Charlie Arlinghaus

February 4, 2014

As originally published in the New Hampshire Union Leader

February is that exciting time of the year when the governor gives us a special valentine in the form of her budget address. Much better than candy or flowers, it is an outline of the two-year state budget – the policy document that guides every little thing the government does and defines an administration. With government currently divided, we should listen carefully to see if this critical address is meaningless theater or the first step toward something constructive happening despite political antagonism.

The areas we should all watch relate to economic development, budget gimmicks, and whether the budget will be really balanced or rely on one-time revenues and settlements.

By now, everyone realizes that the top priority for the state, Republicans and Democrats, liberals and conservatives, is economic development. Jobs have been stagnant for 15 years and people rightfully fear that we will never regain our competitiveness.

While there is disagreement about what needs to be done, everyone agrees that now is not the time for half measures. The governor should step forward and prove she is serious with serious initiatives. One of the things I’ve suggested is to lower the highest marginal tax rate – the billboard price of doing business in New Hampshire. She’s unlikely to agree but that’s all right. I’ve said for years that we have to do more than a few things, not just one.

She needs to make serious proposals and explain how they will make a difference in our competitiveness. The one thing that can’t be at the center of her plan is a train. Whether the train is a sensible idea or not (financially it’s not in my book but perhaps you knew that), it is a marginal proposal that occupies a small niche. It’s not the centerpiece of economic development.

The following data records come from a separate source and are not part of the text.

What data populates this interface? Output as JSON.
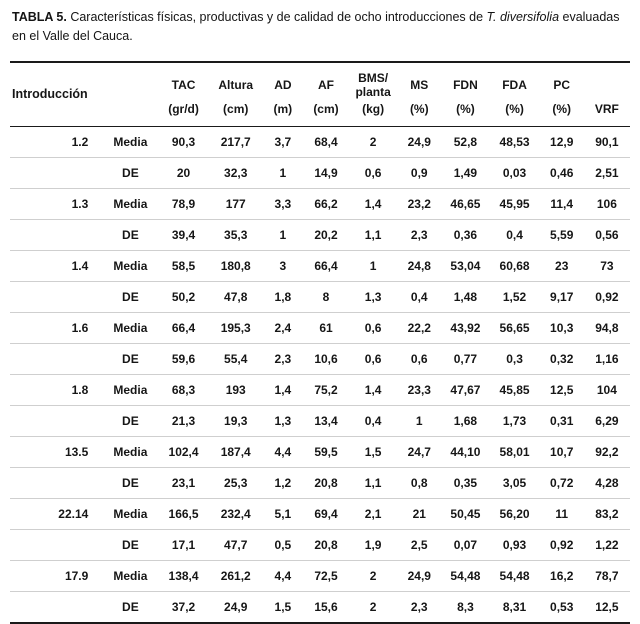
{
  "title": {
    "label": "TABLA 5.",
    "text_before_italic": " Características físicas, productivas y de calidad de ocho introducciones de ",
    "italic": "T. diversifolia",
    "text_after_italic": " evaluadas en el Valle del Cauca."
  },
  "table": {
    "col1_header": "Introducción",
    "vrf_header": "VRF",
    "columns": [
      {
        "name": "TAC",
        "unit": "(gr/d)"
      },
      {
        "name": "Altura",
        "unit": "(cm)"
      },
      {
        "name": "AD",
        "unit": "(m)"
      },
      {
        "name": "AF",
        "unit": "(cm)"
      },
      {
        "name": "BMS/",
        "name2": "planta",
        "unit": "(kg)"
      },
      {
        "name": "MS",
        "unit": "(%)"
      },
      {
        "name": "FDN",
        "unit": "(%)"
      },
      {
        "name": "FDA",
        "unit": "(%)"
      },
      {
        "name": "PC",
        "unit": "(%)"
      }
    ],
    "groups": [
      {
        "introduccion": "1.2",
        "rows": [
          {
            "stat": "Media",
            "values": [
              "90,3",
              "217,7",
              "3,7",
              "68,4",
              "2",
              "24,9",
              "52,8",
              "48,53",
              "12,9",
              "90,1"
            ]
          },
          {
            "stat": "DE",
            "values": [
              "20",
              "32,3",
              "1",
              "14,9",
              "0,6",
              "0,9",
              "1,49",
              "0,03",
              "0,46",
              "2,51"
            ]
          }
        ]
      },
      {
        "introduccion": "1.3",
        "rows": [
          {
            "stat": "Media",
            "values": [
              "78,9",
              "177",
              "3,3",
              "66,2",
              "1,4",
              "23,2",
              "46,65",
              "45,95",
              "11,4",
              "106"
            ]
          },
          {
            "stat": "DE",
            "values": [
              "39,4",
              "35,3",
              "1",
              "20,2",
              "1,1",
              "2,3",
              "0,36",
              "0,4",
              "5,59",
              "0,56"
            ]
          }
        ]
      },
      {
        "introduccion": "1.4",
        "rows": [
          {
            "stat": "Media",
            "values": [
              "58,5",
              "180,8",
              "3",
              "66,4",
              "1",
              "24,8",
              "53,04",
              "60,68",
              "23",
              "73"
            ]
          },
          {
            "stat": "DE",
            "values": [
              "50,2",
              "47,8",
              "1,8",
              "8",
              "1,3",
              "0,4",
              "1,48",
              "1,52",
              "9,17",
              "0,92"
            ]
          }
        ]
      },
      {
        "introduccion": "1.6",
        "rows": [
          {
            "stat": "Media",
            "values": [
              "66,4",
              "195,3",
              "2,4",
              "61",
              "0,6",
              "22,2",
              "43,92",
              "56,65",
              "10,3",
              "94,8"
            ]
          },
          {
            "stat": "DE",
            "values": [
              "59,6",
              "55,4",
              "2,3",
              "10,6",
              "0,6",
              "0,6",
              "0,77",
              "0,3",
              "0,32",
              "1,16"
            ]
          }
        ]
      },
      {
        "introduccion": "1.8",
        "rows": [
          {
            "stat": "Media",
            "values": [
              "68,3",
              "193",
              "1,4",
              "75,2",
              "1,4",
              "23,3",
              "47,67",
              "45,85",
              "12,5",
              "104"
            ]
          },
          {
            "stat": "DE",
            "values": [
              "21,3",
              "19,3",
              "1,3",
              "13,4",
              "0,4",
              "1",
              "1,68",
              "1,73",
              "0,31",
              "6,29"
            ]
          }
        ]
      },
      {
        "introduccion": "13.5",
        "rows": [
          {
            "stat": "Media",
            "values": [
              "102,4",
              "187,4",
              "4,4",
              "59,5",
              "1,5",
              "24,7",
              "44,10",
              "58,01",
              "10,7",
              "92,2"
            ]
          },
          {
            "stat": "DE",
            "values": [
              "23,1",
              "25,3",
              "1,2",
              "20,8",
              "1,1",
              "0,8",
              "0,35",
              "3,05",
              "0,72",
              "4,28"
            ]
          }
        ]
      },
      {
        "introduccion": "22.14",
        "rows": [
          {
            "stat": "Media",
            "values": [
              "166,5",
              "232,4",
              "5,1",
              "69,4",
              "2,1",
              "21",
              "50,45",
              "56,20",
              "11",
              "83,2"
            ]
          },
          {
            "stat": "DE",
            "values": [
              "17,1",
              "47,7",
              "0,5",
              "20,8",
              "1,9",
              "2,5",
              "0,07",
              "0,93",
              "0,92",
              "1,22"
            ]
          }
        ]
      },
      {
        "introduccion": "17.9",
        "rows": [
          {
            "stat": "Media",
            "values": [
              "138,4",
              "261,2",
              "4,4",
              "72,5",
              "2",
              "24,9",
              "54,48",
              "54,48",
              "16,2",
              "78,7"
            ]
          },
          {
            "stat": "DE",
            "values": [
              "37,2",
              "24,9",
              "1,5",
              "15,6",
              "2",
              "2,3",
              "8,3",
              "8,31",
              "0,53",
              "12,5"
            ]
          }
        ]
      }
    ]
  }
}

We have a real problem and we need solutions. Propose your silly train but don’t try to pretend that’s a plan. Give us some real ideas. We are uncompetitive on taxes and they can be changed right away. But let me also vote to move energy up the list and focus on price not weather stripping.

In addition, the business of budgets matter. Budgets are harder each year because we did less of the hard work the one before. Each budget for a decade the various parties in control have suspended the state budget law that requires surpluses be placed in the rainy day fund. Consequently we have almost no money in reserve.

What’s worse, we generally achieve pseudo-balance in weird ways. The ridiculous gimmicks (like borrowing money to pay for our borrowing) of 2008 and 2009 have gone for good but there are still gimmicks to be had and avoided. The short version of the rule ought to be that general spending will be balanced by regular general revenues. Dedicated funds need to stay dedicated lest you be accused of lying about the purposes. One-time revenues need to be spent on one-time expenses not used to prop up spending you can’t pay for.

The governor will likely endorse Sen. Sanborn’s idea of a tax amnesty holiday but that’s a one-time remedy not an annual occurrence. Annual spending must only be supported with annual fees and annual taxes. She should also endorse his idea of not spending on recurring operating expenses.

The last budget was only sort of balanced. Its revenues and its spending didn’t match. Instead it used the surplus remaining from the prior budget and spent it down over time. Lawmakers will always have those temptations but they must avoid them.

Honest estimates of regular revenues should be balanced by a spending budget that the executive branch will and can enforce. We have some remaining holes this year because the administration let spending get away from the budget. Those holes should be plugged but then let’s be honest about whether the spending estimates are realistic and will or can be enforced.

A supposedly temporary gimmick one year becomes a hole the next. Worrying about every detail every year keeps problems under control.

Most important, a sensible budget will allow us to focus on the real problems New Hampshire faces: why is our economy stagnant and what can we do about it?